Indeed, the “pathos formula” developed by Aby Warburg, and promoted here, emerged from the same scholarly conjuncture of classics and anthropology that provided for certain equivocations between the idea of homo sacer and Polynesian notions of tapu in the early 20th century. The “pathos formula” was defined by Warburg as a “heritage stored in the memory,” and Eisenman has adopted this idea to create a new form of transhistorical universal, stretching from “ancient times to the mid-nineteenth century,” whereupon “it infected industrial or mass culture” (17) in the 20th century. He quotes Warburg (from the biography by E. H. Gombrich) as arguing that the pathos formula had its origin in “the region of orgiastic mass seizures” that are recalled in “the expressive movements of the extreme flights of emotion” (53) depicted in classical sculpture. There is no further substantiation of this primary thesis, which one must then either accept or reject at face value.

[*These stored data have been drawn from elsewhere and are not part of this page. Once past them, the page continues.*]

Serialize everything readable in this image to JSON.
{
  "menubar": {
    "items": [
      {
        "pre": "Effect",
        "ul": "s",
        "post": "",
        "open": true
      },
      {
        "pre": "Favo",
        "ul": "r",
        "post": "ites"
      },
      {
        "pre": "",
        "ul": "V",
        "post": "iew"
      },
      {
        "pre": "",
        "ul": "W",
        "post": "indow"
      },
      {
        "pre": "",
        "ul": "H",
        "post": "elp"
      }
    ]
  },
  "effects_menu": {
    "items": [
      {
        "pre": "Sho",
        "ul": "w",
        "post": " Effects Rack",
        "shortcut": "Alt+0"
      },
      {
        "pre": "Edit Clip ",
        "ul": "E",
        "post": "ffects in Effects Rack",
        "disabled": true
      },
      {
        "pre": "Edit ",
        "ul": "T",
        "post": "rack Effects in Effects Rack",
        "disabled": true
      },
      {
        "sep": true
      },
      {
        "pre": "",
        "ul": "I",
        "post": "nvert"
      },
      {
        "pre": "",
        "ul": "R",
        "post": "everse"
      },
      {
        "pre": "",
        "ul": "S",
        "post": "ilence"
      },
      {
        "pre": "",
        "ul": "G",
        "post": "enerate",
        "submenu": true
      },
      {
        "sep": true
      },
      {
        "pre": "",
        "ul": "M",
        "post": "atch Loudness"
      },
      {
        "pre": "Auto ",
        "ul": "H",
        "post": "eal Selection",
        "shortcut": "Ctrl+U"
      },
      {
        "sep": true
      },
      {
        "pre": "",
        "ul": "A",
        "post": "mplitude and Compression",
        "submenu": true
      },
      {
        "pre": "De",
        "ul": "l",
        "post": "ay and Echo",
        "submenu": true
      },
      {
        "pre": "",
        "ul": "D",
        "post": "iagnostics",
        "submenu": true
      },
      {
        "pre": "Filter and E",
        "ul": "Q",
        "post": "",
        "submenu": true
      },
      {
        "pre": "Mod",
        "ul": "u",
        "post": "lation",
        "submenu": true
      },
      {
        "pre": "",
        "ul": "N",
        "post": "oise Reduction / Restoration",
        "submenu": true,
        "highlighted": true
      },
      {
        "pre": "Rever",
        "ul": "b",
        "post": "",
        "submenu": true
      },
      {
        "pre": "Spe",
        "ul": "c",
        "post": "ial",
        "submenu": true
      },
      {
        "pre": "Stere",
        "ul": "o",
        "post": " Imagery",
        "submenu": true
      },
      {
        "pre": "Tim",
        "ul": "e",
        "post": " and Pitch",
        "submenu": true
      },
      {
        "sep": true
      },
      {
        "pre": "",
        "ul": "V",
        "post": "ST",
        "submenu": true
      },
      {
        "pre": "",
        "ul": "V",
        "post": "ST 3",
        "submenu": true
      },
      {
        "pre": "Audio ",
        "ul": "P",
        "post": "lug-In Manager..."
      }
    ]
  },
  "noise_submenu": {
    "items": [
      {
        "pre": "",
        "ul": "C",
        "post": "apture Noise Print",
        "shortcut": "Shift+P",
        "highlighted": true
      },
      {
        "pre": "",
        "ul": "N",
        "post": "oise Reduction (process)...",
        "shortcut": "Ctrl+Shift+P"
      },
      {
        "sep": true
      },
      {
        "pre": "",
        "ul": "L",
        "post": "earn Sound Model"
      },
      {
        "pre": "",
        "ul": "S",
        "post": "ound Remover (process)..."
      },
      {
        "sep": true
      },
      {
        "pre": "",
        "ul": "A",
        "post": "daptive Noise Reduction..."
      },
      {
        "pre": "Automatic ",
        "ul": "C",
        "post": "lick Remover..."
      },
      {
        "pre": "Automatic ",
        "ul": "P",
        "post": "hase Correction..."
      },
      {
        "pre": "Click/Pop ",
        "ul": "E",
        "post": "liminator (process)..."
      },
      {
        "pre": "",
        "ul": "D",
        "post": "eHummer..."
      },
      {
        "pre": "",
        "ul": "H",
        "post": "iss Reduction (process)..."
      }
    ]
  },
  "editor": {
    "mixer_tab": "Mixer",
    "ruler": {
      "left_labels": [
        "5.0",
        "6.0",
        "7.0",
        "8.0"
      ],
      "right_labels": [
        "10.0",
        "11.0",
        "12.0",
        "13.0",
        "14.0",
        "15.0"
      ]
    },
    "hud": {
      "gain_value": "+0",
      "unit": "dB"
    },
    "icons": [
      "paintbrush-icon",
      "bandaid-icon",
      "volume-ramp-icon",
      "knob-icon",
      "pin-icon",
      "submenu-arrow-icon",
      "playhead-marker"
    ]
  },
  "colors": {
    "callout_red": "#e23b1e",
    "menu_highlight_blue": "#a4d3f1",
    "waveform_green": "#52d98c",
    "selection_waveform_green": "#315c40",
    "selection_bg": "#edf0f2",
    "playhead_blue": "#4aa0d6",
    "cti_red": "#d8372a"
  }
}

This somewhat startling concept overshadows the less contentious but perhaps more useful insistence that the Abu Ghraib photographs are relatively unexceptional when seen in the context of European colonial practices and, indeed, the violent subject matter of much of Western art. A promising section on “Orientalism” is only three pages long, having barely begun to address the topic. At this point, the book pulls up short and begins to address a different topic altogether, namely whether there is such a thing as “Western art.” Here Eisenman usefully concludes: “If there is in fact any essential continuity to Western art during the past half-millennium, it is that many of its greatest artistic monuments have either depended on the unaccounted toil of oppressed men and women, or else justified or even made beautiful human suffering” (121). Why the time frame is now limited to five hundred years when it was previously some 2,000 or more is not explained. Nonetheless, as far as we now are from the Abu Ghraib photographs, there is here the beginning of a different form of art history that I for one hope the author will undertake in greater detail.